We planners spend inordinate amounts of time repackaging the [Les] Binet and [Peter] Field argument about sinking 60% of the budget into emotionally resonant, brand-building comms so that consumers can have a stronger, more loyal relationship with "the brand". We drone on to the point of saturation about getting customers to buy "into" something rather than just buy "from" someone.
Yet when it comes to our own brands – as agencies – then the sort of decisions we’ve seen from holding companies in recent years are thoroughly baffling.
Agencies, but especially holding companies, have consistently acted in exactly the opposite way to the mantra they preach to their clients. A couple of years ago, Engine got rid of some of the most respected brand names in the industry and replaced them with capability descriptors under the name of the holding company. So, when it comes to the "auction" in the article, what exactly are investors being asked to pay for?
When I entered the industry in 1995, White Collins Rutherford Scott was one of the most respected and feared creative companies in the UK (see BMW ad, pictured above).
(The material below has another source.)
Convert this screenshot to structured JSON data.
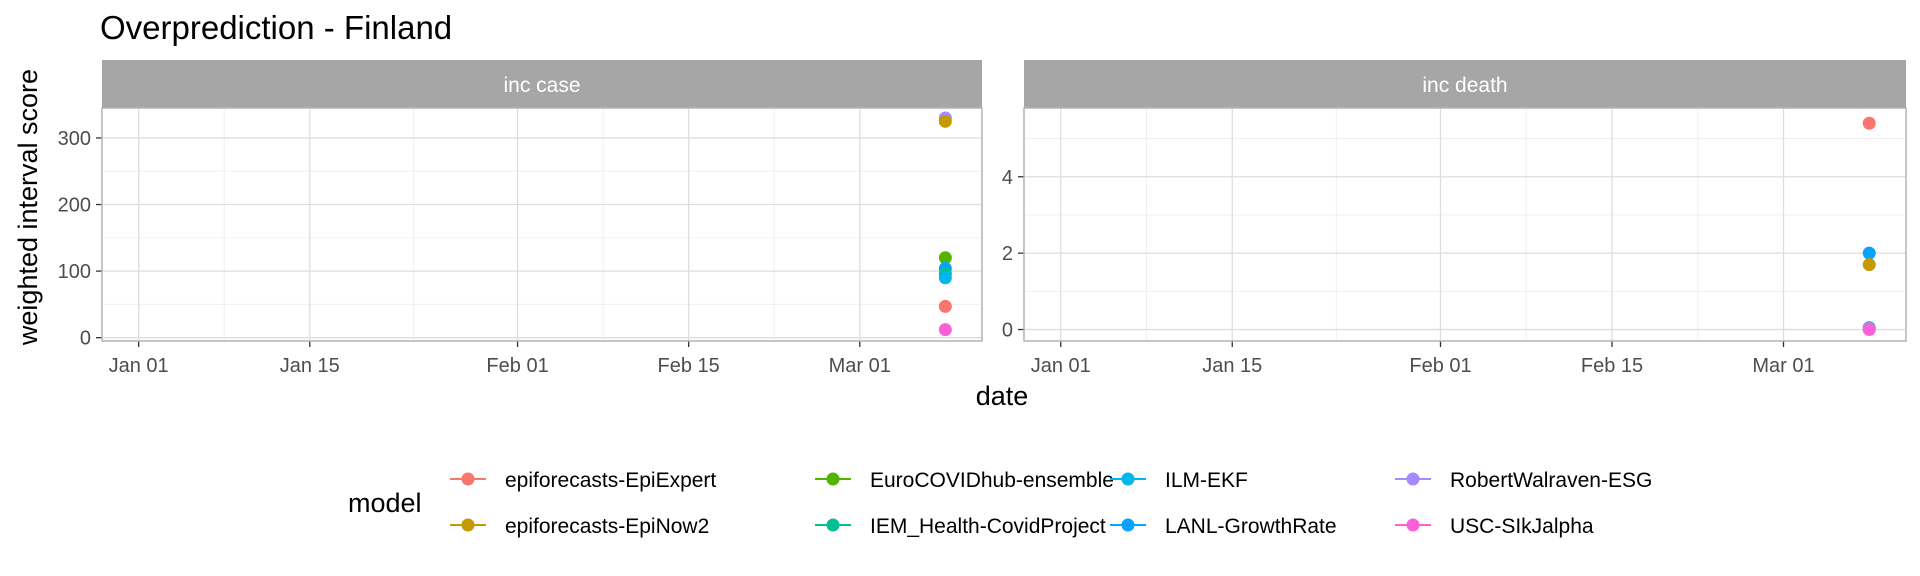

Even in recent years, it had built a fabulous reputation off the back of great work for Warburtons (below) and the like.
PAA was one of those "direct shops" that all of us in the hierarchical world of ATL always respected and listened to. Then suddenly these names were dropped in favour of a descriptor of what they did for a living. A bit like Unilever suddenly deciding to rebrand Lynx and Dove as “lads’ deodorant” and “women’s soap”.
It’s not just Engine, though. This commoditisation in the name of convenience has been going on for a while. Ogilvy did a big re-org a couple of years ago to do the same exercise – merrily binning names with many decades of equity in favour of generic descriptors like "Advertising" or "PR". It seems curious to me at the time and very contradictory to the "making brands matter" mantra.
WPP paid $566m for the J Walter Thompson brand name in 1987. Then they threw away that name – which had been invested in over a century – a couple of years ago. It paid a whopping $5.7bn for the Young & Rubicam name, equity and reputation in 2000 and then pretty much casually canned it last year.
The behaviour of tossing names with decades (or centuries) of equity aside without seemingly any thought seems baffling. If we want clients to think their brands matter, why don’t we demonstrate to them that we value our own?
I suppose the argument would be made that the equity is being built in the holding company brands, but is it really? People buy into brands and brand values. It takes years; decades. I don’t really care about Reckitt but I do care about Dettol, Durex and Finish. I don’t really give two hoots about Procter & Gamble, but I do care about Pampers or Olay. Would I care as much about the those last two if they were rebranded as P&G Nappies or P&G Face Gunk?
This is what we do when we rebrand our agency brands as capabilities. We sacrifice our specialisms for convenience and efficiency. And we also dangerously commoditise our offer and make our internal agency cultures irrelevant. Basically, we become – and who’d volunteer to work for them?
I hope if/when the Engine auction comes to its conclusion, we’ll see an emergence of the various capabilities within that group as fierce, strong and successful agency brands – they’ve certainly got some talented leaders there who could run them. I think that would be a brilliant signal that specialism matters and agency brands and cultures matter, too.
People want to be proud of where they work. But it’s not a coincidence that the best and most successful agencies tend to be independent, creative ones – not anonymous "capabilities" under a big, faceless, corporate umbrella.
If the industry consistently demonstrates to its clients that it has no loyalty to its agencies, then why should we expect them to have any in return? If we show that we can toss aside our agency brands without a moment’s thought, then why do we moan when clients don’t invest in their own brand? But most importantly, if we keep showing clients that we have zero interest in our own brands, then why should we expect them to have any trust that we’ll take care of theirs?
Kev Chesters is strategy partner at Harbour.